By Renée Jean, Business and Tourism Reporter
Inflation in the Cowboy State continues to post double-digit increases for transportation and food, based on Wyoming’s latest cost-of-living report.
The report, released this week and prepared by State Economic Analysis Division Principal Economist Amy Bittner, shows statewide inflation rate of 10.1% over the previous 12-month period, the highest increase since the third quarter of 1981 when the inflation rate was 11.8%.
What’s Up The Most?
The category that increased the most in Wyoming was transportation at 16.4%, largely tied to higher energy prices, Bittner said.
Food prices, however, were not far behind at 15.6% higher than a year ago.
“I think the report just reflects what I think people in Wyoming have already seen for themselves,” Bittner told Cowboy State Daily. “It’s the highest inflation we’ve had in 40 years, very similar to the U.S. CPI (Consumer Price Index), you know the U.S. CPI around the same time, they have the highest number in 40 years.
“Prices were up across the board through all types of consumer categories.”
Energy prices in particular has contributed to the inflation across the board, Bittner said.
“Any goods that have transportation involved, their prices are affected by higher gasoline prices,” she said. “Items have to get to stores.”
Food prices, meanwhile, have been struggling not just under the weight of higher energy prices for transport, but also a variety of supply chain issues.
Avian influenza, for example, was a big hit for fowl population in many states, jolting prices for poultry and eggs.

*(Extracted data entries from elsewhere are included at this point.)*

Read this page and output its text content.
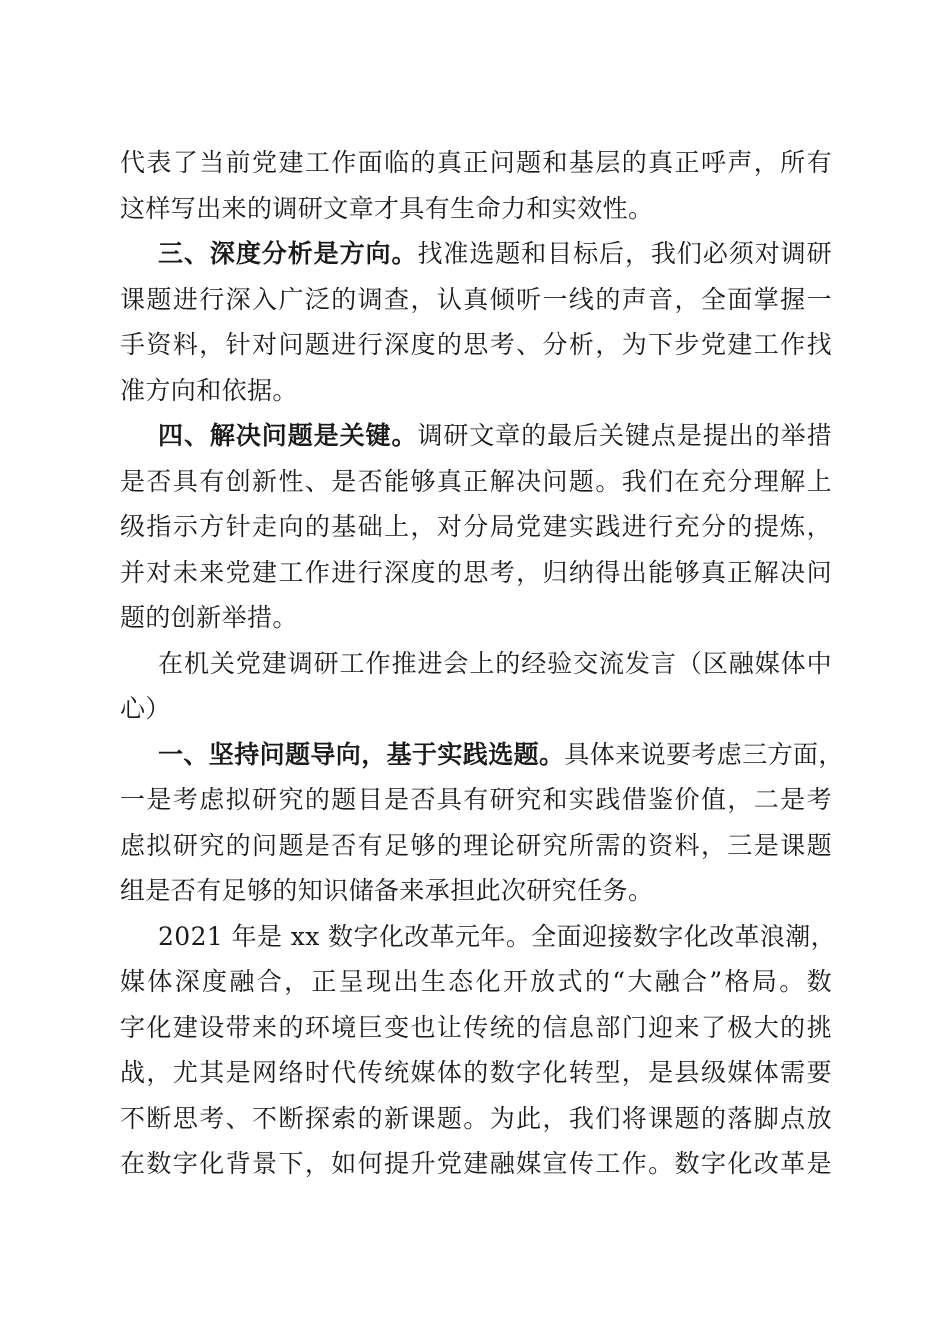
代表了当前党建工作面临的真正问题和基层的真正呼声，所有
这样写出来的调研文章才具有生命力和实效性。
三、深度分析是方向。找准选题和目标后，我们必须对调研
课题进行深入广泛的调查，认真倾听一线的声音，全面掌握一
手资料，针对问题进行深度的思考、分析，为下步党建工作找
准方向和依据。
四、解决问题是关键。调研文章的最后关键点是提出的举措
是否具有创新性、是否能够真正解决问题。我们在充分理解上
级指示方针走向的基础上，对分局党建实践进行充分的提炼，
并对未来党建工作进行深度的思考，归纳得出能够真正解决问
题的创新举措。
在机关党建调研工作推进会上的经验交流发言（区融媒体中
心）
一、坚持问题导向，基于实践选题。具体来说要考虑三方面，
一是考虑拟研究的题目是否具有研究和实践借鉴价值，二是考
虑拟研究的问题是否有足够的理论研究所需的资料，三是课题
组是否有足够的知识储备来承担此次研究任务。
2021 年是 xx 数字化改革元年。全面迎接数字化改革浪潮，
媒体深度融合，正呈现出生态化开放式的“大融合”格局。数
字化建设带来的环境巨变也让传统的信息部门迎来了极大的挑
战，尤其是网络时代传统媒体的数字化转型，是县级媒体需要
不断思考、不断探索的新课题。为此，我们将课题的落脚点放
在数字化背景下，如何提升党建融媒宣传工作。数字化改革是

The price for a dozen eggs is at least double what it was a year ago, while chicken breasts cost on average $1 more per pound, based on price data from the Bureau of Labor Statistics.
Drought in India, meanwhile, as well as cuts to sugar beet production in the European Union, along with bad weather and additional ethanol production in Brazil impacted what’s become a global shortage of sugar, pushing prices up 28% for the baking staple.
Then there’s the war in the Ukraine, which has impacted a number of agricultural commodities, ranging from grains like wheat and corn to oilseeds like sunflower and soybeans. Overall, 52% of the sunflower seed oil traded around the globe came from Ukraine in 2020.
These are just a few of the supply issues affecting a variety of food prices and contributing to substantially higher inflation rates for that category, which also includes eating out as well as grocery store prices.
Housing in Wyoming, meanwhile, shows the third highest inflation rate, posting an 8.6% rise year-over-year, followed by recreation and personal care, which was up 5.6%. Medical expenses were up 3.9% and apparel by 3.2%.
The figures are all for the 12 months from the third quarter of 2021 through the second quarter of this year compared to the previous 12-month period.
Prices Up All Over
There weren’t many differences in the inflation rate by region. Northwest Wyoming posted a 9% inflation rate, which Bittner attributes to being a more rural area with lower population.
Central Wyoming showed a 10% inflation rate year-over-year, the northeast 10.%, and both southwest and southeast Wyoming were at 10.5%.
“No part of Wyoming was immune to high prices,” Bittner said. “All regions of Wyoming experienced high inflation over the year. I don’t think this is news to anybody. I think anybody who has gone into any store in the last year to buy anything has noticed high prices.”
The county with the highest cost of living continues to be Teton County, which has an overall index of 165. That means it costs 65% more to live there than other Wyoming counties.
The second highest was Lincoln County and the Afton area at 107, followed by Laramie County at 105. Sublette was 101 and Sheridan 100.
The remaining counties were all under 100, with Washakie the lowest at an index of 85, or 15% below the state’s average cost of living.